Verdinexor has received FDA conditional approval for the treatment of canine lymphoma. Verdinexor is an antiviral that also binds to the protein exportin-1, preventing its export from the nucleus. Exportin-1 normally shuttles tumor suppressor proteins from the nucleus to the cytoplasm as a cell maintenance process, but when this export is prevented, these proteins accumulate in the nucleus and promote apoptosis in cancer cells.

Administer verdinexor tablets orally at an initial dose of 1.25 mg per kilogram (mg/kg) of body weight twice per week with at least 72 hours between doses. If tolerated after 2 weeks, increase the dose to 1.5 mg/kg twice per week with at least 72 hours between doses. Common adverse effects include anorexia, diarrhea, lethargy, weight loss, and vomiting. Other adverse effects reported in > 10% of patients include proteinuria and low urine specific gravity, elevated liver enzymes, and cough. In dogs with lymphoma, stabilization of the disease was reported more often than objective responses. In clinical studies, verdinexor has demonstrated activity against canine mammary carcinomas, mast cell tumors, melanomas, osteosarcoma, and transitional cell carcinomas. However, conditional licensure demands that use of verdinexor be limited to the approved indication of canine lymphoma.

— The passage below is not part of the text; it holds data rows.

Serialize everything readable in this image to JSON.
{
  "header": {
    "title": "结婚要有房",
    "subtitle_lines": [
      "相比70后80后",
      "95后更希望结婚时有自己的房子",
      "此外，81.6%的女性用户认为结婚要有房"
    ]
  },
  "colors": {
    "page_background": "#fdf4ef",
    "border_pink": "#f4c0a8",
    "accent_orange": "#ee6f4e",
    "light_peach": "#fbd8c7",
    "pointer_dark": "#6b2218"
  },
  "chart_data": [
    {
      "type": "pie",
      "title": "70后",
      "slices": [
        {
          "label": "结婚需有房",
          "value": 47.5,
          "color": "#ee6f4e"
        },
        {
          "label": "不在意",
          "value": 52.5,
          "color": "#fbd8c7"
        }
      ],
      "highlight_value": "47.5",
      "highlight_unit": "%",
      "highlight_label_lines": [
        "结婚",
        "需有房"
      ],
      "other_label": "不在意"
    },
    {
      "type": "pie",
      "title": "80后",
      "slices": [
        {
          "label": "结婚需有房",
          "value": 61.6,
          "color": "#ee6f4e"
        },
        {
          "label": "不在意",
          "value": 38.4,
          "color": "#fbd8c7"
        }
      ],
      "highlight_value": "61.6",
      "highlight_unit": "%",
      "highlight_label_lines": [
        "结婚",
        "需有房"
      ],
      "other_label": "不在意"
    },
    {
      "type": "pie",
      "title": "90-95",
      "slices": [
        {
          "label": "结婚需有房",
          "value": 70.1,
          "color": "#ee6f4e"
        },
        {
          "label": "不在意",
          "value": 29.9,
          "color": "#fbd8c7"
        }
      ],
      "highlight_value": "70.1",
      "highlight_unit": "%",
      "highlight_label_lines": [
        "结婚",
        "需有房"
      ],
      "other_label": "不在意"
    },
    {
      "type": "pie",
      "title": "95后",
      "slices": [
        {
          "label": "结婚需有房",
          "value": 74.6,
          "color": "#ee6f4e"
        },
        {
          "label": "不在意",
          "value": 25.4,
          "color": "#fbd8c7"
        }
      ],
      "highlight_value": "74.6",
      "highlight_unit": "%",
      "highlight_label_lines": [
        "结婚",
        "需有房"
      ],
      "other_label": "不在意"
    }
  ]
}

A local antineoplastic treatment for dogs with nonmetastatic cutaneous mast cell tumors has received FDA approval. Tigilanol tiglate is a short-chain diterpene ester derived from the seeds of the Australian blushwood tree (Fontainea picrosperma). After intratumoral injection, oncolysis occurs in cells in direct contact with the drug. At the same time, activation of protein kinase C signaling cascades within the tumor produces an inflammatory response lasting 48–96 hours, which results in localized tumor hypoxia and recruitment, as well as activation of innate immune cells, principally neutrophils and macrophages.

Additional effects of protein kinase C include the destruction of tumor vasculature that culminates in wound formation at the tumor site in > 90% of cases. In a clinical study, tumor-associated wounds treated with tigilanol tiglate healed by 28 days in 57% of dogs and by 84 days in 96% of dogs without evidence of residual mast cell tumor.

The most common adverse effects reported for tigilanol tiglate include injection site pain, edema, bruising, and/or irritation, as well as lameness in the treated limb, vomiting, diarrhea, anorexia, regional lymph node enlargement, hypoalbuminemia, and weight loss. The veterinarian administering the drug must exercise care when handling it to avoid inadvertently puncturing the skin of any veterinary personnel, because even minute quantities of tigilanol tiglate can cause substantial, prolonged wounds.